When you are a young player it is all well and good being picked up by the biggest club in your league.

But if you want to develop your game and reach your potential – or at least not have your progress stunted – then you simply have to play.

Just ask Western United's Connor Pain, the one-time forward who has been converted into a wing-back in his brief period at Caroline Springs under Western coach Mark Rudan.

Onwards and upwards: Connor Pain, left, against Melbourne City in round three. Credit:Getty Images

Pain is, along with Besart Berisha, one of two players in the Western squad who have played for Sunday's derby rivals Melbourne Victory. He is far less celebrated by the Victory faithful, not surprisingly as he competed alongside bigger names and was on bench many times in his 61 appearances across three years.

It was, in the end, frustration with his lack of opportunities which led him to leave Victory to join the Central Coast Mariners and begin the journey that has taken him back home to Victoria to the A-League's newest club.

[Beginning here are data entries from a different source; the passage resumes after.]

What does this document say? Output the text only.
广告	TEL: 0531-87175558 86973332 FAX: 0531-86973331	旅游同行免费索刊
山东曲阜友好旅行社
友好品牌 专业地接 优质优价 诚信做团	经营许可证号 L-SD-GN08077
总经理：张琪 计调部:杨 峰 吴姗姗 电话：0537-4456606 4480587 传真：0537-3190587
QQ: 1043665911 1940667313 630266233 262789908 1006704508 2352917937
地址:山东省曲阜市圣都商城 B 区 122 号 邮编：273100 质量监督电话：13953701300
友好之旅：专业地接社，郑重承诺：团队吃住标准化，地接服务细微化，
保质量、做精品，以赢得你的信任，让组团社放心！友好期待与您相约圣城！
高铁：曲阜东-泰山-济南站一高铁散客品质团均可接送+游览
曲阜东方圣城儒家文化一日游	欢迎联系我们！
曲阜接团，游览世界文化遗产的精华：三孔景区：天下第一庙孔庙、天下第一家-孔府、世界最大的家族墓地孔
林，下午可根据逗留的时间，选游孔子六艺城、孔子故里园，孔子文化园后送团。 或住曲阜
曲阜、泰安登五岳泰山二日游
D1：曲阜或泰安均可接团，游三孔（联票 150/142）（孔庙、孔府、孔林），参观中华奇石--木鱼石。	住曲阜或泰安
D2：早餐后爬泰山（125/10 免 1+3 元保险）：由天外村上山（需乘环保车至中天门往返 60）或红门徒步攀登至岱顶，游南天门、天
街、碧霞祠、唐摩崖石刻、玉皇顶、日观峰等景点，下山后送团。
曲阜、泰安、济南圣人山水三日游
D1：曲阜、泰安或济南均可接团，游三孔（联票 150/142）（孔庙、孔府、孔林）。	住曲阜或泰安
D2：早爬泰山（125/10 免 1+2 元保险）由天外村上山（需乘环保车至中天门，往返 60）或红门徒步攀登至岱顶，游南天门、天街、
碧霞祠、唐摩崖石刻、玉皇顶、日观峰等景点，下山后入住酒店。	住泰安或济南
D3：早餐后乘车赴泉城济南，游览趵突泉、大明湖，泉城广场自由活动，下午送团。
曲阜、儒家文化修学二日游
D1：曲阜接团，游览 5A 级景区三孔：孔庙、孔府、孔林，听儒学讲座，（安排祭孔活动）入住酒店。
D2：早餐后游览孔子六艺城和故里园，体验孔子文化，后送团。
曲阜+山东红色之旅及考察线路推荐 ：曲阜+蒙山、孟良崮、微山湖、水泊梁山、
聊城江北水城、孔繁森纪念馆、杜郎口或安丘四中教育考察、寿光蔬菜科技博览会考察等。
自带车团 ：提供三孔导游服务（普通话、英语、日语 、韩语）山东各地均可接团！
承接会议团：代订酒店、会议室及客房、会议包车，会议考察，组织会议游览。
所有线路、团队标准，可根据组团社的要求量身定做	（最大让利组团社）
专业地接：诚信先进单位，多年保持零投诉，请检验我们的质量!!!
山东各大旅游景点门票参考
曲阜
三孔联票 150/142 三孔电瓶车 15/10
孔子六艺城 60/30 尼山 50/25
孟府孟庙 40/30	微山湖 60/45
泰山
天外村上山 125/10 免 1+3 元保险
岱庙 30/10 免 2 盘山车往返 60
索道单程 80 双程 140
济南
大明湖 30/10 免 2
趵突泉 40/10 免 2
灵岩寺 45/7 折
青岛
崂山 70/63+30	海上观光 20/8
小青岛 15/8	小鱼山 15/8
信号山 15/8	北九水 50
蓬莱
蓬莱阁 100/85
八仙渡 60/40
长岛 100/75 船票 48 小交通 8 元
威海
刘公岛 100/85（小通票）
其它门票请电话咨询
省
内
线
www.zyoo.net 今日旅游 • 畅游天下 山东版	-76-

"The players they had then, I was probably going to be a bit part player and continue to be so. I thought it was in my best interest at that age to try to move on and play regular football, which is what the Mariners were able to offer me," says the 26-year-old.

"I ended up going there and playing 70-odd games from the start. For me, it was the best thing I could have done [for] my development and that's why I decided to leave with a year left on my contract from Victory.

"Archie [Thompson] was still there, Marco Rojas, James Troisi came in, he was playing wide-ish. They also had Kosta Barbarouses. It was difficult to crack as a kid and you are always wondering, 'When am I going to get their chance?' So it made sense to leave and look for somewhere else."

But why the Mariners? The Gosford club had already begun the decline, which saw it languish at the foot of the table for several seasons.

"When you still have a year left to run on your contract, you have to fulfil the wants of your current club, and I know Victory wanted a player in return and that ended up eventuating in Mitch Austin coming the other way," he says.

"It was the best for both parties and all the pieces fell into place. It was a way to try and reinvigorate my career.

"I knew that if I sat there and didn't play the next year at Victory maybe my options would be limited more, so it was just a chance to keep my professional dream alive."

Game time has been a motivating factor for Connor Pain. Credit:Getty Images

Losing regularly can take its toll, mentally more than anything. But Pain said the Mariners' poor on-field record did not worry him.

"I think it did help massively playing regularly. As a 20-21-year-old getting game time is the most important thing you can get as a footballer," he says.

"It's all well and good being at one of the supposed bigger clubs, but if you are not playing regular football there's not much to sell you on. So for me to go up there and play regularly was the most important thing for my career, even though it was challenging not winning that many games."

But when Western came calling Pain needed little persuading.

"I needed a change, to move on. And the idea of coming to Western United, a new club and new franchise was really appealing to me. To work with the boss was massive," he says.

"I had a different role, which was difficult to learn and adjust to at the start. I had to learn defensive duties but now I am starting to grasp the concepts a lot more and it's enjoyable for my football.

"You saw what Mark Rudan did with Wellington Phoenix and I spoke to the boys over there that I knew and they couldn't speak more highly of him, so it was definitely a big factor in coming to Western United.

"To come home was another, but the football was the driving force. I wanted to go somewhere for career development."

At home: Connor Pain signs autographs for Western United fans. Credit:GETTY IMAGES

The last time these teams met Western United posted the best win in its short history, coming from 2-0 down early on to win 3-2.

The memory is still bright for Pain.

"It was our best performance. It was a weird one because we took all the chances we had, the comeback and the fighting spirit we showed was fantastic," he says.

"We need to work out why it's not gone the way we wanted it to the last three weeks and work out a solution for this weekend."